O encerramento oficial da colheita da safra 2025/26 no Rio Grande do Sul trouxe novos desafios para o mercado de arroz em casca. Neste momento, a liquidez é baixa e os preços enfrentam pressão, conforme apontado por levantamentos realizados por especialistas. A atenção do setor agora se volta para as estratégias de comercialização e as expectativas em relação aos próximos passos do mercado.
Os produtores de arroz estão adotando abordagens distintas em resposta ao cenário atual. Parte deles opta por aumentar a oferta do produto, buscando gerar caixa para cumprir compromissos financeiros de curto prazo. Em contrapartida, um grupo de orizicultores prefere manter-se em uma postura mais cautelosa, acreditando que os preços vigentes ainda não são suficientes para cobrir os custos operacionais da atividade.
No lado da demanda, a cautela também se faz presente. As indústrias demonstram interesse na compra do cereal, mas estão diminuindo os valores ofertados devido ao desempenho insatisfatório das vendas de arroz beneficiado. Essa situação reflete uma dinâmica de mercado em que a oferta e a demanda estão em constante avaliação.

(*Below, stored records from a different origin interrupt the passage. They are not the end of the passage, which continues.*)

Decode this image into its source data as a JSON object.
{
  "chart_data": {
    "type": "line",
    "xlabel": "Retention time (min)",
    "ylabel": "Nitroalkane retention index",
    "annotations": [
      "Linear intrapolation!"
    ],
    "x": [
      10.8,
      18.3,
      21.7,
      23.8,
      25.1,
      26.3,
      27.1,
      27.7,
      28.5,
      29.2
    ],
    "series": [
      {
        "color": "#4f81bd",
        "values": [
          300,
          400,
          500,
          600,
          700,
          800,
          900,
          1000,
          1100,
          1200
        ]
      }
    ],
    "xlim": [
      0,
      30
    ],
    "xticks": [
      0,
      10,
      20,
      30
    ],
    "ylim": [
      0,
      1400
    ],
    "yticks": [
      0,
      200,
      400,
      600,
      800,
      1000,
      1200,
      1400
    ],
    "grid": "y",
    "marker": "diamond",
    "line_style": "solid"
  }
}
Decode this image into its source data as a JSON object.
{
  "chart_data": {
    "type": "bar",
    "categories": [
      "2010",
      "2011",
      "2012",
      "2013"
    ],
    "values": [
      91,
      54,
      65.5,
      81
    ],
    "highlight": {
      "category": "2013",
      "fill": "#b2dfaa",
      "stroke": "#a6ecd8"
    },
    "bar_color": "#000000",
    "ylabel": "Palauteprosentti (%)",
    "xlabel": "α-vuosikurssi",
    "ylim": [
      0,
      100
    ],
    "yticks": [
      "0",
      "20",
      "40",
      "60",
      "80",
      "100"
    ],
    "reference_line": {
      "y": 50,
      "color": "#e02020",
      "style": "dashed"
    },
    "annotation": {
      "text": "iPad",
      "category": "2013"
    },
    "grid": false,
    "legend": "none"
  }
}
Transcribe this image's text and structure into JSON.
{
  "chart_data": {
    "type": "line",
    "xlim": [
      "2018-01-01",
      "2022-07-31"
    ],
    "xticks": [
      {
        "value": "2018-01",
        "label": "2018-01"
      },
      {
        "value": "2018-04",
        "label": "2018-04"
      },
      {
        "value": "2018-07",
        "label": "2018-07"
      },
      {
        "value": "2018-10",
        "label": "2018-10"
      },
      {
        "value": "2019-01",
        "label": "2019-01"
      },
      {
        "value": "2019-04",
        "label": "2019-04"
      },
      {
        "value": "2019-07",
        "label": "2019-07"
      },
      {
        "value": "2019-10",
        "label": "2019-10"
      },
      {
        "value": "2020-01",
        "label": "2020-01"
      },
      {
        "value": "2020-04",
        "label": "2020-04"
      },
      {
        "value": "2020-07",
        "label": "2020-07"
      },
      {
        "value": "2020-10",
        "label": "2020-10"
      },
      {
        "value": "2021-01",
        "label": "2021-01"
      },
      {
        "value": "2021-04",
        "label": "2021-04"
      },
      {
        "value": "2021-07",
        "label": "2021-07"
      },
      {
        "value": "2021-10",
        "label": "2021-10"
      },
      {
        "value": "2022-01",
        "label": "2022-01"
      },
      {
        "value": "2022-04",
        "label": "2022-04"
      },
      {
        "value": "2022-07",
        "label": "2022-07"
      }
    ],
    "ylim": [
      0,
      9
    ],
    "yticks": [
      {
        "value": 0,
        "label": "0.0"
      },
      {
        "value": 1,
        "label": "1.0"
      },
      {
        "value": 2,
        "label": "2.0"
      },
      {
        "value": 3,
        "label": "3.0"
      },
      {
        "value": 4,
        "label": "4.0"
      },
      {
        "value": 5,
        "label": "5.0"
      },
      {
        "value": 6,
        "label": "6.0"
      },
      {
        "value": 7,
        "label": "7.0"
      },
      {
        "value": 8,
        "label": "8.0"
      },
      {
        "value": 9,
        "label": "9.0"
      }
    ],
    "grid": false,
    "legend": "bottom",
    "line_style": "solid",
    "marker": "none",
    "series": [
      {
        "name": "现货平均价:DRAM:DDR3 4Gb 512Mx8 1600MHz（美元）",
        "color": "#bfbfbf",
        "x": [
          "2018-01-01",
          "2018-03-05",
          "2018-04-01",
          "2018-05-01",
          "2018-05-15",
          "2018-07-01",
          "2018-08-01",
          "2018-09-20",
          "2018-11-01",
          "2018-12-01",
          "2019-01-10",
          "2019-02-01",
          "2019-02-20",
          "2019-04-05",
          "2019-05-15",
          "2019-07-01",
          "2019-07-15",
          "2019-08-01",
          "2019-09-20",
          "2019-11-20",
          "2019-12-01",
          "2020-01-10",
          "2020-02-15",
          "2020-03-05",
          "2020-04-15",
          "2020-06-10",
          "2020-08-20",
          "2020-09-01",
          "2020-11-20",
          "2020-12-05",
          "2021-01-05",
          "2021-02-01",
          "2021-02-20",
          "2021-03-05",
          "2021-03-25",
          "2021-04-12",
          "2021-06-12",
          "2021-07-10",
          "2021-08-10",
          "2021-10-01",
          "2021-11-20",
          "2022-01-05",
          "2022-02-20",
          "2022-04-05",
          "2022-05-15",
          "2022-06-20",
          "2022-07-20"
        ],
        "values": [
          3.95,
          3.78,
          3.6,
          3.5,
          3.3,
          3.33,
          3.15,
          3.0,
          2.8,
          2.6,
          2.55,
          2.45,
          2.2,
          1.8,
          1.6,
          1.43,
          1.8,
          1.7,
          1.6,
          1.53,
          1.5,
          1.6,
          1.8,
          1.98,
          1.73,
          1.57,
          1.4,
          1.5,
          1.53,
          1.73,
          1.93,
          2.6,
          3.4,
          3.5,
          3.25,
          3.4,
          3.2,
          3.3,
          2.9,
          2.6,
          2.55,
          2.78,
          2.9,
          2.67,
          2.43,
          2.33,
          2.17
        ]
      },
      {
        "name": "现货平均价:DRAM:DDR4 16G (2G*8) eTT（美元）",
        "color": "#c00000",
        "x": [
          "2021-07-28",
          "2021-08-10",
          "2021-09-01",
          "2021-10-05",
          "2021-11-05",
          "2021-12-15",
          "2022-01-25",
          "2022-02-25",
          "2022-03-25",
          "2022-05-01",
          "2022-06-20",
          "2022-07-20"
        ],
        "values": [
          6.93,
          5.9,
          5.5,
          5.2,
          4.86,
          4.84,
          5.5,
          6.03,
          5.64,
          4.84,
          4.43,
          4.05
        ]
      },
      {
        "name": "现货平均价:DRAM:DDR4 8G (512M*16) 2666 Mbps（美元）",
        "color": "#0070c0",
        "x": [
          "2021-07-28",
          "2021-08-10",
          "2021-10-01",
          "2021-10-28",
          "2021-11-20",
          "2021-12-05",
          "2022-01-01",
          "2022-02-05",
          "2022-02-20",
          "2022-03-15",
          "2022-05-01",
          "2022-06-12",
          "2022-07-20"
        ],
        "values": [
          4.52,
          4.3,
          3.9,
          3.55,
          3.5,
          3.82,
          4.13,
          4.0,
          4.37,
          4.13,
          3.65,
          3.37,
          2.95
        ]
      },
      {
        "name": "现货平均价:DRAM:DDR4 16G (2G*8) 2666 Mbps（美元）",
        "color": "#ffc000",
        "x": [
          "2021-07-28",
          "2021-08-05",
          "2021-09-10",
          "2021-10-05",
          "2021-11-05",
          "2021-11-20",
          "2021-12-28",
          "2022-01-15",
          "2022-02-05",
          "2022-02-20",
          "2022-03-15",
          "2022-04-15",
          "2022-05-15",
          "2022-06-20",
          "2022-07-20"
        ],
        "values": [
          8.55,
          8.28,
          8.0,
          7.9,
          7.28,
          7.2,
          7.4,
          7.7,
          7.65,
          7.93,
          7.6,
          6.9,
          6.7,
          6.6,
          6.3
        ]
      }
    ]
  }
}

Outro aspecto que afeta o mercado é a priorização das indústrias na compra de produtos que já estão armazenados em suas unidades. Essa estratégia tem reduzido o ritmo de novas negociações no mercado spot, contribuindo para a pressão sobre os preços.
Diante desse cenário, o setor permanece atento ao comportamento da demanda e às movimentações comerciais que podem ocorrer nas próximas semanas. As decisões que forem tomadas nesse período serão cruciais para definir a trajetória dos preços do arroz no curto prazo.